Les dépêches de presse nous ont appris, voici quelques jours, que le premier Boeing 787 "Dreamliner" pour l'exploitation commerciale venait d'être livré dans les usinaes Boeing de Seattle (État de Washington, au nord-ouest des États-Unis) à la première compagnie aérienne exploitante, la compagnie japonaise ALL NIPPON AIRWAYS.

1 - LA « BOEING FRENCH TEAM »
Information insuffisamment remarquée - et d'ailleurs totalement passée sous silence par l'ensemble de la classe politique française - 14 entreprises françaises, regroupées dans une « Boeing French team » ont participé de façon significative à la construction de ce nouvel appareil :

Au total, le B 787 devrait à lui seul générer entre 600 et 800 millions de dollars de ventes par an pour les industriels français partenaires.[Source : http://www.lefigaro.fr/societes/2011/09/26/04015-20110926ARTFIG00629-b-787-dix-industriels-francais-sont-a-bord.php]



2- LA FABRICATION DES BOEING REPOSE, COMME CELLE DES AIRBUS, SUR UNE COOPÉRATION INTERNATIONALE, SANS AUCUNE LOGIQUE POLITIQUE SOUS-JACENTE
Ce que révèle ces informations, c'est donc que la fabrication du nouveau Boeing 787 "Dreamliner" - comme d'ailleurs des autres avions Boeing - obéit à la même logique industrielle que celle des Airbus.
Comme je l'explique dans certaines de mes conférences, la propagande européiste qui attribue le succès d'Airbus à la construction européenne et à l'Union européenne est en effet un énorme mensonge.
2.1.- d'une part parce qu'Airbus est une coopération internationale décidée à l'origine par des États.
Les institutions de la Communauté Économique Européenne (CEE), devenue Union Européenne (UE) avec le traité de Maastricht de 1992, n'ont jamais joué aucun rôle dans Airbus.
2.2.- d'autre part parce que de nombreuses sociétés aéronautiques non européennes jouent un rôle clé dans la fabrication des Airbus, tandis que 14 des 27 États de l'UE n'y apportent pas même un boulon.
Ainsi le super-gros porteur A 380 est d'abord un avion américain puisque la part américaine (qui comporte notamment les trains d'atterrissage et toute l'électronique embarquée) est la plus importante de toutes : elle représente 35% du total lorsque l'appareil est motorisé Pratt & Whitney.



Une dizaine de sociétés japonaises, mais aussi des sociétés sud-coréennes, turques, australiennes, mexicaines, singapouriennes, canadiennes, etc. contribuent aussi à la fabrication de l'A 380 tandis qu'aucune entreprise hongroise, bulgare, slovaque, chypriote, slovène, roumaine, etc. n'y intervient.

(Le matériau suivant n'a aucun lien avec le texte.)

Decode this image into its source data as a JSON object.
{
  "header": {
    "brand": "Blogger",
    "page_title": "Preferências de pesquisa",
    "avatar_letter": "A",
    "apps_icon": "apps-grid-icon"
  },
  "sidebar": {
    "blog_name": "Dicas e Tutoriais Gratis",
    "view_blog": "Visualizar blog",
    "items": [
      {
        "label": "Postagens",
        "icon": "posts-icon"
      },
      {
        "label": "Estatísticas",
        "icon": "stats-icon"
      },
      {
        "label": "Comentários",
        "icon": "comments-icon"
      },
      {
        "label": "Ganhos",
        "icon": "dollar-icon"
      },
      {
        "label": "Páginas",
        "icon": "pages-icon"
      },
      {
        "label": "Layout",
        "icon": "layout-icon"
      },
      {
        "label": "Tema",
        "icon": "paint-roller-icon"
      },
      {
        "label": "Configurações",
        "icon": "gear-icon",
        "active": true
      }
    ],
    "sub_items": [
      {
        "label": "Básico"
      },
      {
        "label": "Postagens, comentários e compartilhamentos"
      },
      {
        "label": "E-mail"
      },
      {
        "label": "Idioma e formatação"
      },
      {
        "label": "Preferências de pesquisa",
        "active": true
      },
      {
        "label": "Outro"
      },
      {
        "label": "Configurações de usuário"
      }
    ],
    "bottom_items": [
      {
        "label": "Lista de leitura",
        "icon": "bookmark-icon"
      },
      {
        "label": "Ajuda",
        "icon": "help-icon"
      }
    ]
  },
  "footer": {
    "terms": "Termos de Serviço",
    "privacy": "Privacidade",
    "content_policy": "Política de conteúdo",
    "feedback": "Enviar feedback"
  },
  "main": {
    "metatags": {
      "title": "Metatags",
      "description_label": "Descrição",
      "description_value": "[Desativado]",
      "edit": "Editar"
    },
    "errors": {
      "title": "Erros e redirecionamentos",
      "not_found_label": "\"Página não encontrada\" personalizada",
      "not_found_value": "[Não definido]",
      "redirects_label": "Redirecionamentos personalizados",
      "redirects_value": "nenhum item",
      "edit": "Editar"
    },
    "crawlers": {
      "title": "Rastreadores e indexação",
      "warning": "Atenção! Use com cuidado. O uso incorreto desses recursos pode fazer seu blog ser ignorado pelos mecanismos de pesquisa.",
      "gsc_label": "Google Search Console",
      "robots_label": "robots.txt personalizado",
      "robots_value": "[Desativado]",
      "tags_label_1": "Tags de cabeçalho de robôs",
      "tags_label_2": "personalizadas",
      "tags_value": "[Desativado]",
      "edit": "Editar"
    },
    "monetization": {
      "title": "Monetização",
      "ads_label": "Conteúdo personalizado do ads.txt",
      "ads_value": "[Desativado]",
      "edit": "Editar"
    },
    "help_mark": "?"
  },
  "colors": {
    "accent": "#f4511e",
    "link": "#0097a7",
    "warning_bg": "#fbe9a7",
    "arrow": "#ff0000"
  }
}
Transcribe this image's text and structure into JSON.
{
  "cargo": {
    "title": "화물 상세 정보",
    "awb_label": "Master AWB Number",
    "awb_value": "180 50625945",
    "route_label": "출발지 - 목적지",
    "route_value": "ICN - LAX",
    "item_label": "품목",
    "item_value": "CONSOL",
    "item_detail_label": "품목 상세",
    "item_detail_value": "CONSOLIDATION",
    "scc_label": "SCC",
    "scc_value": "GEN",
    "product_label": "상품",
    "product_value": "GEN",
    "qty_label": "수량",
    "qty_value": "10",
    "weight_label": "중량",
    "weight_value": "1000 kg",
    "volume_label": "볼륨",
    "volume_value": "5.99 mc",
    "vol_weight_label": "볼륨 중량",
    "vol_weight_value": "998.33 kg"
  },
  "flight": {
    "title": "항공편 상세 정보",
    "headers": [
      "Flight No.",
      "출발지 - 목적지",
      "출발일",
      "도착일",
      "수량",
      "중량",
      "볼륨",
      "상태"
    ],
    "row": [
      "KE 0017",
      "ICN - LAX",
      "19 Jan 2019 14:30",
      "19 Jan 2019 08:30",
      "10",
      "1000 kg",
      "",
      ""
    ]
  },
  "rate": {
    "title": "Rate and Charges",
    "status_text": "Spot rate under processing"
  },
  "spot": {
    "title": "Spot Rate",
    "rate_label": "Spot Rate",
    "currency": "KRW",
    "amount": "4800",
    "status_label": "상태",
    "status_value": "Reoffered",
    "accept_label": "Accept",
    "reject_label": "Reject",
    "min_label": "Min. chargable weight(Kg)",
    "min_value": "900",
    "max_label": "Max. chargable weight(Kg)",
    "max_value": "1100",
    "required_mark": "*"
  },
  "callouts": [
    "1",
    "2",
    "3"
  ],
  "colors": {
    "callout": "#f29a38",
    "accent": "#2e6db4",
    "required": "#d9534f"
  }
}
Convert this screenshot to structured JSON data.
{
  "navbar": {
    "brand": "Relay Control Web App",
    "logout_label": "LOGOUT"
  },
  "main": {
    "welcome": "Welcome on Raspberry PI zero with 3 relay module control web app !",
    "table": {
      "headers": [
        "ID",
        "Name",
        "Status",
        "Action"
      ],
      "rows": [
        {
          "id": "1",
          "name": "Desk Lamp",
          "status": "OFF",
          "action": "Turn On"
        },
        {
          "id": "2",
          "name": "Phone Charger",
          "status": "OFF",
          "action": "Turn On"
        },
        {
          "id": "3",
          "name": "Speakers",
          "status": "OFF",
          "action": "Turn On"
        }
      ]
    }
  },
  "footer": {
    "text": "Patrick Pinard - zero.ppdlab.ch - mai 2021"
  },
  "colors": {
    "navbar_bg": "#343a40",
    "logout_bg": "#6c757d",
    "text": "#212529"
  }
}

2.3. enfin parce que, LOIN DE FAVORISER L'AÉRONAUTIQUE EN EUROPE, LA CONSTRUCTION EUROPÉENNE POUSSE AU CONTRAIRE À SA DISPARITION !
Le taux de change externe de l'euro est trop élevé. Du coup Airbus délocalise sa production dans les pays hors zone euro, et notamment en Chine. Le premier Airbus A-320 entièrement fabriqué en Chine (dans l'usine de TIANJIN) a été livré à la compagnie chinoise Sichuan Airlines le 23 juin 2009.
À la fin de 2011, la montée en cadence de cette usine aura permis à la Chine de fabriquer 48 Airbus, soit près d'un par semaine. À ce rythme, que restera-t-il de l'industrie aéronautique en Europe dans dix ans ?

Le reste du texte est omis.